JAKARTA - Pembunuhan lima jurnalis Palestina oleh militer Israel, termasuk seorang juru kamera Al Jazeera, di Gaza telah memicu kecaman global. Al Jazeera Media Network menuduh Israel “membunuh jurnalis sebagai bagian dari kampanye sistematis untuk membungkam kebenaran”.
Militer Israel mengebom Rumah Sakit Nasser di Khan Younis pada hari Senin (25/8/2025), menewaskan lima jurnalis, termasuk fotografer Al Jazeera Mohammad Salama.
Total, 20 orang tewas dalam serangan dua kali – satu rudal pertama kali mengenai sasaran, lalu rudal lainnya beberapa saat kemudian ketika petugas penyelamat dan jurnalis tiba – di fasilitas medis utama di Gaza selatan.
Serangan ini terjadi di tengah meningkatnya intensitas serangan Israel untuk merebut Kota Gaza, pusat kota utama di wilayah kantong berpenduduk 2,3 juta jiwa tersebut, meskipun bencana kelaparan telah diumumkan pekan lalu.
Al Jazeera mengecam serangan tersebut sebagai “niat yang jelas untuk mengubur kebenaran”.
Berikut ini beberapa reaksi terhadap pembantaian terbaru pekerja media di wilayah kantong tersebut:
Jaringan Media Al Jazeera
Dalam sebuah pernyataan pada hari Senin, Al Jazeera mengatakan pihaknya mengutuk "kejahatan mengerikan yang dilakukan oleh pasukan pendudukan Israel, yang secara langsung menargetkan dan membunuh jurnalis sebagai bagian dari kampanye sistematis untuk membungkam kebenaran".
"Darah jurnalis kami yang gugur di Gaza belum kering sebelum pasukan pendudukan Israel melakukan kejahatan lain terhadap juru kamera Al Jazeera, Mohammad Salama, bersama dengan tiga jurnalis foto lainnya," kata jaringan itu, merujuk pada pembunuhan oleh Israel hanya dua minggu sebelumnya terhadap jurnalis Al Jazeera ternama Anas al-Sharif, yang telah menjadi suara Gaza karena pelaporan ekstensifnya dari daerah kantong itu.
Al Jazeera menyebut serangan itu sebagai pelanggaran norma dan hukum internasional, “yang merupakan kejahatan perang”.
"Meskipun terus-menerus menjadi sasaran, Al Jazeera tetap teguh dalam memberikan liputan langsung genosida Israel di Gaza selama 23 bulan terakhir, sementara otoritas pendudukan melarang media internasional masuk untuk melaporkan perang tersebut," tambahnya.

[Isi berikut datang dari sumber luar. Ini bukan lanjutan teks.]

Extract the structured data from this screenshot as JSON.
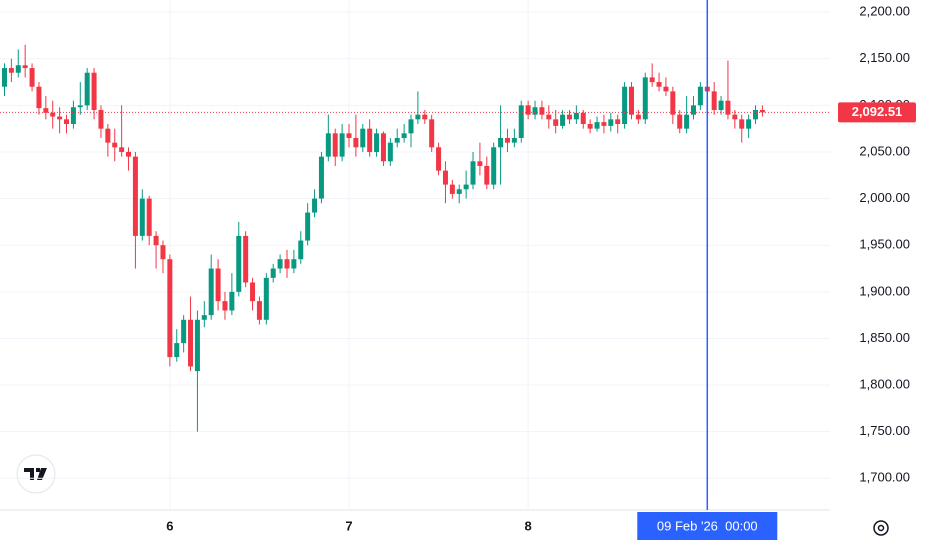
{
  "chart_data": {
    "type": "candlestick",
    "categories": [
      null,
      null,
      null,
      null,
      null,
      null,
      null,
      null,
      null,
      null,
      null,
      null,
      null,
      null,
      null,
      null,
      null,
      null,
      null,
      null,
      null,
      null,
      null,
      null,
      "6",
      null,
      null,
      null,
      null,
      null,
      null,
      null,
      null,
      null,
      null,
      null,
      null,
      null,
      null,
      null,
      null,
      null,
      null,
      null,
      null,
      null,
      null,
      null,
      null,
      null,
      "7",
      null,
      null,
      null,
      null,
      null,
      null,
      null,
      null,
      null,
      null,
      null,
      null,
      null,
      null,
      null,
      null,
      null,
      null,
      null,
      null,
      null,
      null,
      null,
      null,
      null,
      "8",
      null,
      null,
      null,
      null,
      null,
      null,
      null,
      null,
      null,
      null,
      null,
      null,
      null,
      null,
      null,
      null,
      null,
      null,
      null,
      null,
      null,
      null,
      null,
      null,
      null,
      "09 Feb '26  00:00",
      null,
      null,
      null,
      null,
      null,
      null,
      null,
      null
    ],
    "open": [
      2120,
      2140,
      2135,
      2143,
      2140,
      2120,
      2097,
      2092,
      2088,
      2085,
      2080,
      2098,
      2100,
      2135,
      2095,
      2075,
      2060,
      2055,
      2050,
      2045,
      1960,
      2000,
      1960,
      1950,
      1935,
      1830,
      1845,
      1870,
      1815,
      1870,
      1875,
      1925,
      1890,
      1880,
      1900,
      1960,
      1910,
      1890,
      1870,
      1915,
      1925,
      1935,
      1925,
      1935,
      1955,
      1985,
      2000,
      2045,
      2070,
      2045,
      2070,
      2065,
      2055,
      2075,
      2050,
      2070,
      2040,
      2060,
      2065,
      2070,
      2085,
      2090,
      2085,
      2055,
      2030,
      2015,
      2005,
      2010,
      2015,
      2040,
      2035,
      2015,
      2055,
      2065,
      2060,
      2065,
      2100,
      2090,
      2098,
      2090,
      2085,
      2078,
      2090,
      2085,
      2092,
      2080,
      2075,
      2082,
      2078,
      2085,
      2080,
      2120,
      2090,
      2085,
      2130,
      2125,
      2120,
      2115,
      2090,
      2075,
      2090,
      2100,
      2120,
      2115,
      2095,
      2105,
      2090,
      2085,
      2075,
      2085,
      2095
    ],
    "high": [
      2145,
      2150,
      2160,
      2165,
      2145,
      2125,
      2110,
      2105,
      2098,
      2090,
      2105,
      2125,
      2140,
      2140,
      2100,
      2080,
      2075,
      2100,
      2055,
      2050,
      2010,
      2003,
      1965,
      1955,
      1940,
      1860,
      1875,
      1895,
      1880,
      1890,
      1940,
      1935,
      1900,
      1920,
      1975,
      1965,
      1915,
      1895,
      1920,
      1930,
      1940,
      1945,
      1945,
      1965,
      1995,
      2010,
      2050,
      2090,
      2075,
      2080,
      2080,
      2090,
      2080,
      2085,
      2075,
      2072,
      2065,
      2075,
      2080,
      2090,
      2115,
      2095,
      2090,
      2060,
      2040,
      2020,
      2015,
      2030,
      2050,
      2060,
      2045,
      2060,
      2100,
      2075,
      2075,
      2105,
      2105,
      2105,
      2105,
      2100,
      2095,
      2095,
      2095,
      2100,
      2095,
      2085,
      2088,
      2090,
      2092,
      2090,
      2125,
      2125,
      2095,
      2135,
      2145,
      2135,
      2130,
      2120,
      2095,
      2110,
      2110,
      2125,
      2125,
      2125,
      2110,
      2148,
      2095,
      2090,
      2090,
      2100,
      2100
    ],
    "low": [
      2110,
      2125,
      2130,
      2130,
      2115,
      2090,
      2085,
      2075,
      2070,
      2070,
      2075,
      2090,
      2095,
      2085,
      2065,
      2045,
      2040,
      2045,
      2030,
      1925,
      1955,
      1950,
      1925,
      1920,
      1820,
      1825,
      1835,
      1815,
      1750,
      1862,
      1870,
      1880,
      1870,
      1875,
      1895,
      1905,
      1880,
      1865,
      1865,
      1910,
      1920,
      1915,
      1920,
      1930,
      1950,
      1980,
      1995,
      2040,
      2035,
      2040,
      2055,
      2045,
      2050,
      2045,
      2045,
      2035,
      2035,
      2055,
      2060,
      2055,
      2080,
      2080,
      2050,
      2025,
      1995,
      2000,
      1995,
      2000,
      2010,
      2025,
      2010,
      2010,
      2015,
      2050,
      2055,
      2060,
      2085,
      2085,
      2085,
      2075,
      2070,
      2075,
      2080,
      2080,
      2075,
      2070,
      2072,
      2070,
      2072,
      2070,
      2075,
      2085,
      2080,
      2080,
      2120,
      2115,
      2110,
      2080,
      2070,
      2070,
      2085,
      2095,
      2105,
      2090,
      2090,
      2085,
      2075,
      2060,
      2065,
      2080,
      2088
    ],
    "close": [
      2140,
      2135,
      2143,
      2140,
      2120,
      2097,
      2092,
      2088,
      2085,
      2080,
      2098,
      2100,
      2135,
      2095,
      2075,
      2060,
      2055,
      2050,
      2045,
      1960,
      2000,
      1960,
      1950,
      1935,
      1830,
      1845,
      1870,
      1820,
      1870,
      1875,
      1925,
      1890,
      1880,
      1900,
      1960,
      1910,
      1890,
      1870,
      1915,
      1925,
      1935,
      1925,
      1935,
      1955,
      1985,
      2000,
      2045,
      2070,
      2045,
      2070,
      2065,
      2055,
      2075,
      2050,
      2070,
      2040,
      2060,
      2065,
      2070,
      2085,
      2090,
      2085,
      2055,
      2030,
      2015,
      2005,
      2010,
      2015,
      2040,
      2035,
      2015,
      2055,
      2065,
      2060,
      2065,
      2100,
      2090,
      2098,
      2090,
      2085,
      2078,
      2090,
      2085,
      2092,
      2080,
      2075,
      2082,
      2078,
      2085,
      2080,
      2120,
      2090,
      2085,
      2130,
      2125,
      2120,
      2115,
      2090,
      2075,
      2090,
      2100,
      2120,
      2115,
      2095,
      2105,
      2090,
      2085,
      2075,
      2085,
      2095,
      2092.51
    ],
    "up_color": "#089981",
    "down_color": "#f23645",
    "last_price": {
      "value": 2092.51,
      "label": "2,092.51"
    },
    "ylim": [
      1666,
      2213
    ],
    "yticks": [
      {
        "value": 1700,
        "label": "1,700.00"
      },
      {
        "value": 1750,
        "label": "1,750.00"
      },
      {
        "value": 1800,
        "label": "1,800.00"
      },
      {
        "value": 1850,
        "label": "1,850.00"
      },
      {
        "value": 1900,
        "label": "1,900.00"
      },
      {
        "value": 1950,
        "label": "1,950.00"
      },
      {
        "value": 2000,
        "label": "2,000.00"
      },
      {
        "value": 2050,
        "label": "2,050.00"
      },
      {
        "value": 2100,
        "label": "2,100.00"
      },
      {
        "value": 2150,
        "label": "2,150.00"
      },
      {
        "value": 2200,
        "label": "2,200.00"
      }
    ],
    "grid": true
  }
}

Organisasi Kerjasama Islam
Dewan Menteri Luar Negeri Negara-negara Anggota Organisasi Kerja Sama Islam (OKI) telah mengadakan pertemuan luar biasa di Jeddah, Arab Saudi, untuk membahas agresi Israel yang sedang berlangsung terhadap rakyat Palestina.
OKI mengutuk pembunuhan jurnalis dan pekerja media oleh tentara Israel di Gaza sebagai “kejahatan perang” dan “serangan terhadap kebebasan pers”.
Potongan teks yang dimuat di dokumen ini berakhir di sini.